HERE’S WHAT I LEARNED WHILE HELPING A FRIEND IN HOSPICE





HERE’S WHAT I LEARNED WHILE HELPING A FRIEND IN HOSPICE:

1. A patient’s advance directives and treatment wishes may be disregarded.
2. Alert patient advocates at the bedside 24/7 are essential.

By Joan
In 2017 I had the privilege of being asked to become my friend John’s healthcare agent. (An “agent”, sometimes called a “proxy,” is someone legally appointed by a person to make his medical decisions in the event he is unable to make his own decisions.) John’s health had been declining for several years. Ultimately, he received a terminal illness diagnosis. (Please note that I am in no way suggesting individuals should wait until that point to assign an agent; this should be done when one reaches the age of 18!)
John had a twofold reason for choosing someone other than a family member. First, we shared the same faith, and he trusted that I would adhere to the tenets of our faith. Second, John was worried about being terminally sedated (i.e., rendered unconscious, deprived of food and fluids, and dying of dehydration and starvation). I was aware that terminal sedation is an increasingly common threat in hospice and would be alert to it.
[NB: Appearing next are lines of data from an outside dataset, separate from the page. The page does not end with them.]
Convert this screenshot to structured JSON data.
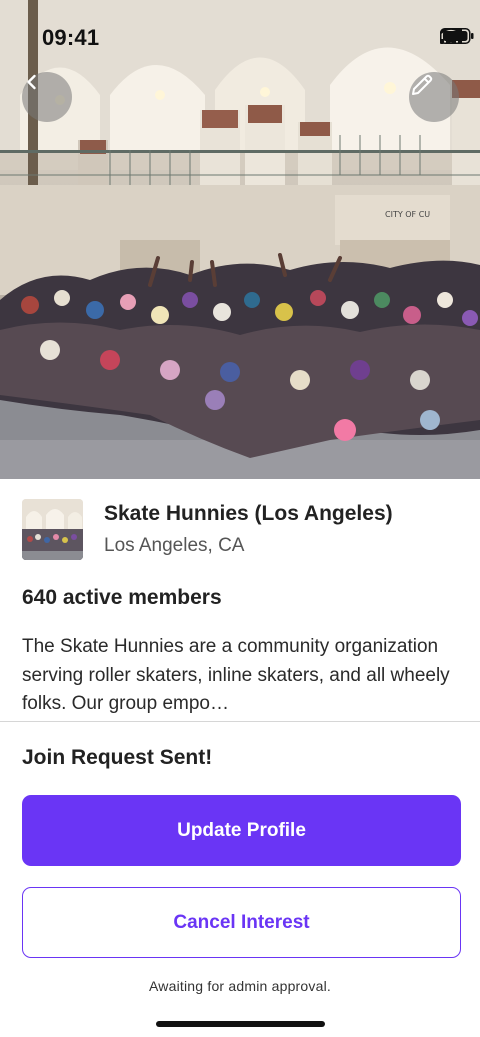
{
  "status_bar": {
    "time": "09:41",
    "icons": [
      "cellular-signal-icon",
      "wifi-icon",
      "battery-icon"
    ]
  },
  "hero": {
    "image_description_name": "group-cover-photo",
    "back_icon": "chevron-left-icon",
    "edit_icon": "pencil-icon"
  },
  "group": {
    "name": "Skate Hunnies (Los Angeles)",
    "location": "Los Angeles, CA",
    "members": "640 active members",
    "description": "The Skate Hunnies are a community organization serving roller skaters, inline skaters, and all wheely folks. Our group empo…"
  },
  "join": {
    "status_title": "Join Request Sent!",
    "update_profile_label": "Update Profile",
    "cancel_interest_label": "Cancel Interest",
    "note": "Awaiting for admin approval."
  },
  "colors": {
    "accent": "#6a35f5",
    "text": "#222222",
    "muted": "#555555"
  }
}
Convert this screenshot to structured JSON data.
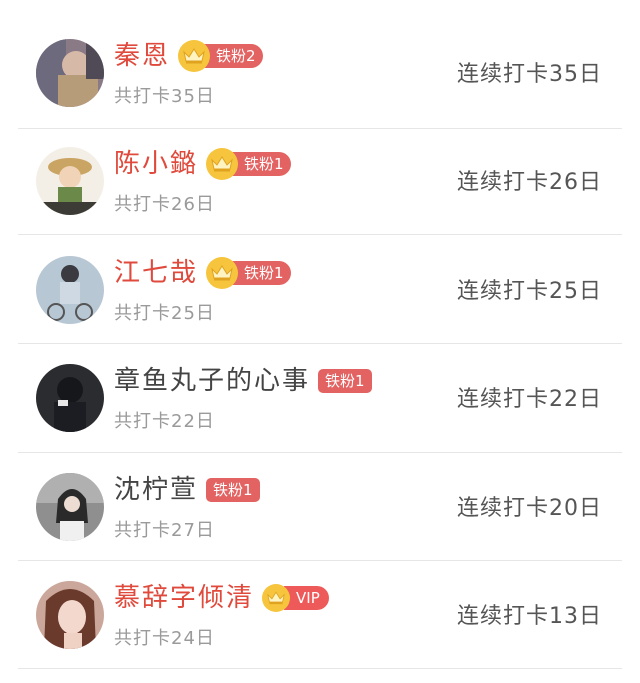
{
  "colors": {
    "name_red": "#e04a3c",
    "name_gray": "#444444",
    "badge_red": "#e36262",
    "crown_gold": "#f6c53d",
    "sub_text": "#9a9a9a",
    "divider": "#e6e6e6"
  },
  "rows": [
    {
      "name": "秦恩",
      "name_style": "red",
      "badge": "铁粉2",
      "crown_icon": "crown-icon",
      "total": "共打卡35日",
      "streak": "连续打卡35日"
    },
    {
      "name": "陈小鏴",
      "name_style": "red",
      "badge": "铁粉1",
      "crown_icon": "crown-icon",
      "total": "共打卡26日",
      "streak": "连续打卡26日"
    },
    {
      "name": "江七哉",
      "name_style": "red",
      "badge": "铁粉1",
      "crown_icon": "crown-icon",
      "total": "共打卡25日",
      "streak": "连续打卡25日"
    },
    {
      "name": "章鱼丸子的心事",
      "name_style": "gray",
      "badge": "铁粉1",
      "crown_icon": "",
      "total": "共打卡22日",
      "streak": "连续打卡22日"
    },
    {
      "name": "沈柠萱",
      "name_style": "gray",
      "badge": "铁粉1",
      "crown_icon": "",
      "total": "共打卡27日",
      "streak": "连续打卡20日"
    },
    {
      "name": "慕辞字倾清",
      "name_style": "red",
      "badge": "VIP",
      "crown_icon": "crown-icon",
      "total": "共打卡24日",
      "streak": "连续打卡13日"
    }
  ]
}
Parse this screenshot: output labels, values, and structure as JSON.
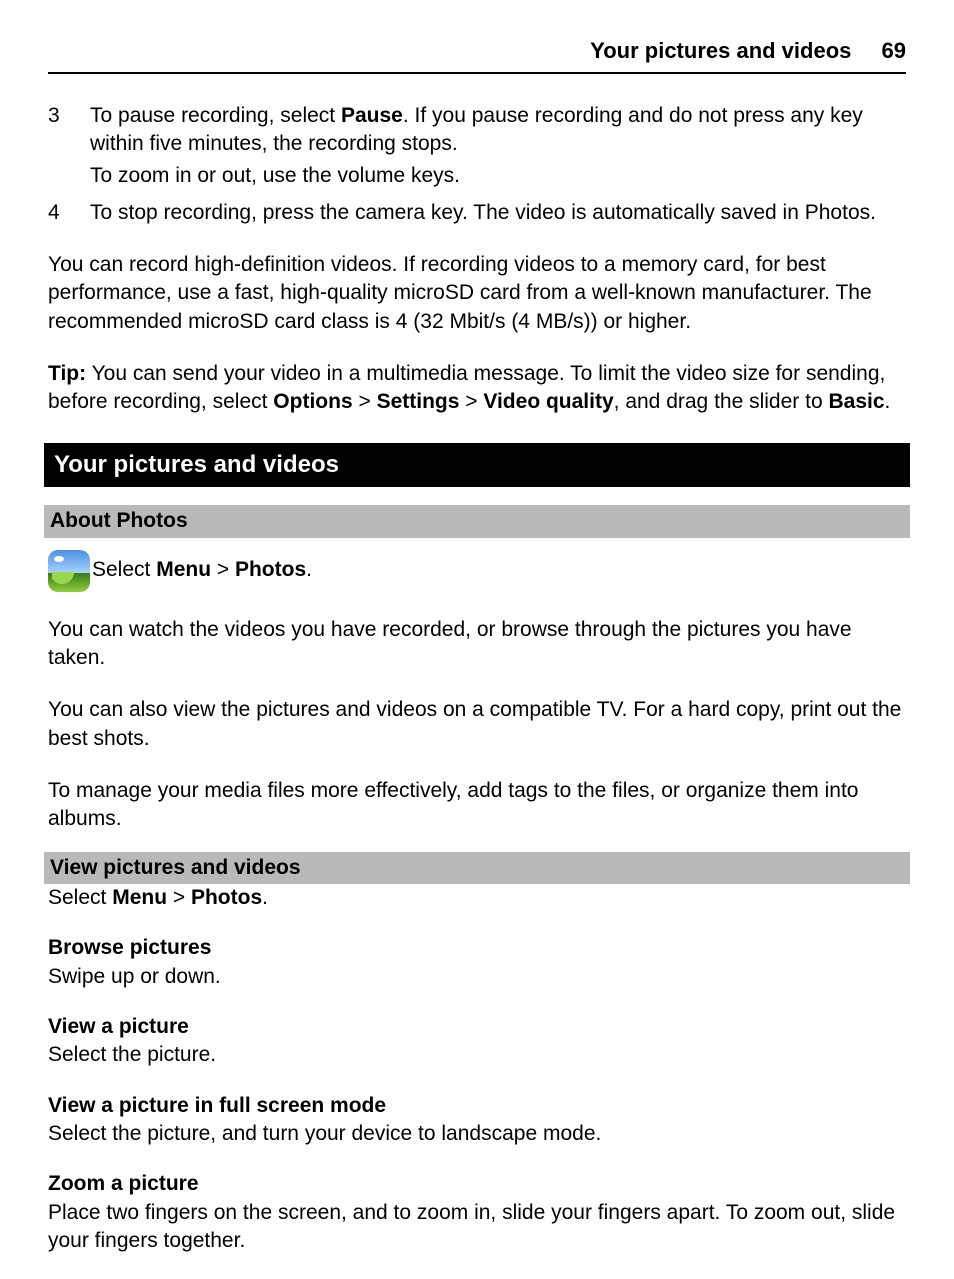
{
  "header": {
    "title": "Your pictures and videos",
    "page_number": "69"
  },
  "steps": {
    "s3": {
      "num": "3",
      "line1_a": "To pause recording, select ",
      "line1_b": "Pause",
      "line1_c": ". If you pause recording and do not press any key within five minutes, the recording stops.",
      "line2": "To zoom in or out, use the volume keys."
    },
    "s4": {
      "num": "4",
      "text": "To stop recording, press the camera key. The video is automatically saved in Photos."
    }
  },
  "hd_para": "You can record high-definition videos. If recording videos to a memory card, for best performance, use a fast, high-quality microSD card from a well-known manufacturer. The recommended microSD card class is 4 (32 Mbit/s (4 MB/s)) or higher.",
  "tip": {
    "label": "Tip:",
    "a": " You can send your video in a multimedia message. To limit the video size for sending, before recording, select ",
    "b1": "Options",
    "gt": " > ",
    "b2": "Settings",
    "b3": "Video quality",
    "c": ", and drag the slider to ",
    "b4": "Basic",
    "d": "."
  },
  "section_title": "Your pictures and videos",
  "about": {
    "title": "About Photos",
    "select_a": "Select ",
    "menu": "Menu",
    "gt": " > ",
    "photos": "Photos",
    "dot": ".",
    "p1": "You can watch the videos you have recorded, or browse through the pictures you have taken.",
    "p2": "You can also view the pictures and videos on a compatible TV. For a hard copy, print out the best shots.",
    "p3": "To manage your media files more effectively, add tags to the files, or organize them into albums."
  },
  "view": {
    "title": "View pictures and videos",
    "select_a": "Select ",
    "menu": "Menu",
    "gt": " > ",
    "photos": "Photos",
    "dot": "."
  },
  "tasks": {
    "browse": {
      "title": "Browse pictures",
      "body": "Swipe up or down."
    },
    "view_picture": {
      "title": "View a picture",
      "body": "Select the picture."
    },
    "fullscreen": {
      "title": "View a picture in full screen mode",
      "body": "Select the picture, and turn your device to landscape mode."
    },
    "zoom": {
      "title": "Zoom a picture",
      "body": "Place two fingers on the screen, and to zoom in, slide your fingers apart. To zoom out, slide your fingers together."
    }
  }
}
John’s family was not pleased that he named me to be his healthcare agent. In retrospect, I believe part of their concern was that I would request “heroic” measures to keep him alive at all costs. This, of course, was neither John’s goal nor mine; John simply stated he wanted to die in God’s time and not be “hurried along.”
Scare tactics
When John began to need more help, he received in-home hospice care. The nurse seemed to be caring and respectful of John’s faith, but she made statements (reported to me by John) that caused me to question if that was truly the case. Also, the hospice social worker (Paul) became very angry with me for not persuading John to sign a DNR/DNI (do-not-resuscitate/do-not-intubate order) early on. All of the usual scare tactics were employed (“They’ll pound on you, they’ll break your ribs,” et cetera).
I attended a meeting at which Paul again attempted to persuade John to sign such a document. When John declined, Paul literally shouted at him, “When you’re dead, you’re dead!” I suspect he really wanted to yell at me. Perhaps Paul was under pressure from his employer, but shouting at a patient to scare him into signing a DNR/DNI order is a tactic no professional should stoop to using. (John told me those same words were used on him during an earlier meeting.)
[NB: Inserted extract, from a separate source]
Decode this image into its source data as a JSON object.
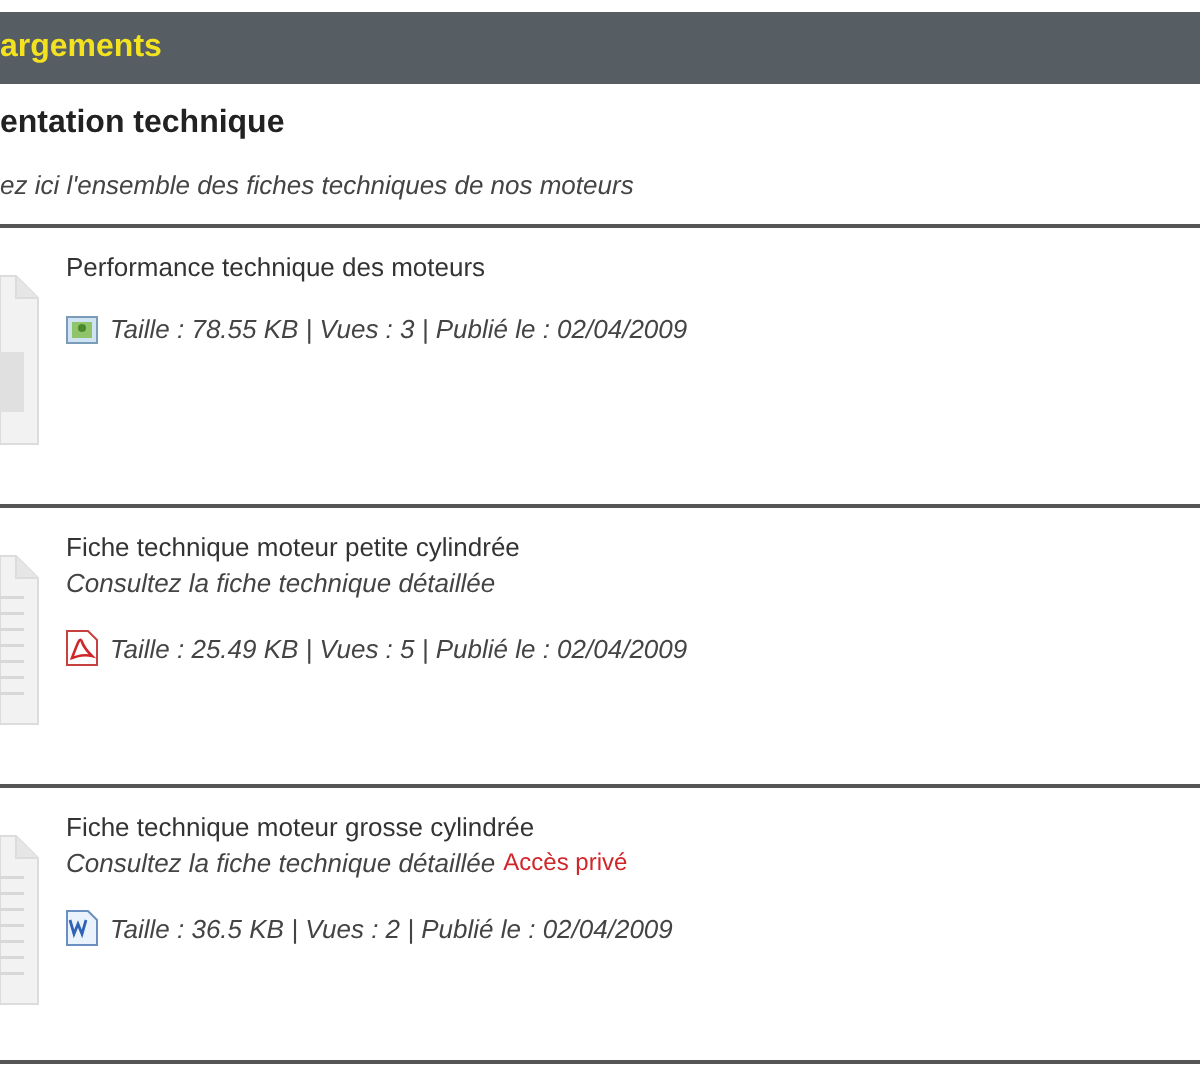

John and I had discussed this document and had agreed he would authorize it when he felt it was time. John was very capable of speaking for himself; therefore, it was not my role as his agent to contradict or pressure him.
The pitfalls of a POLST
Another issue of contention was John’s advance directive. This had been filled out and witnessed well in advance of John entering home hospice care. The hospice staff wanted him to sign a POLST (Physician Orders for Life-Sustaining Treatment). This form has dangerous wording and loopholes and it overrides a person’s previously signed advance directive. I explained the pitfalls of such a document and John refused to sign it. Again, the staff was unhappy with me.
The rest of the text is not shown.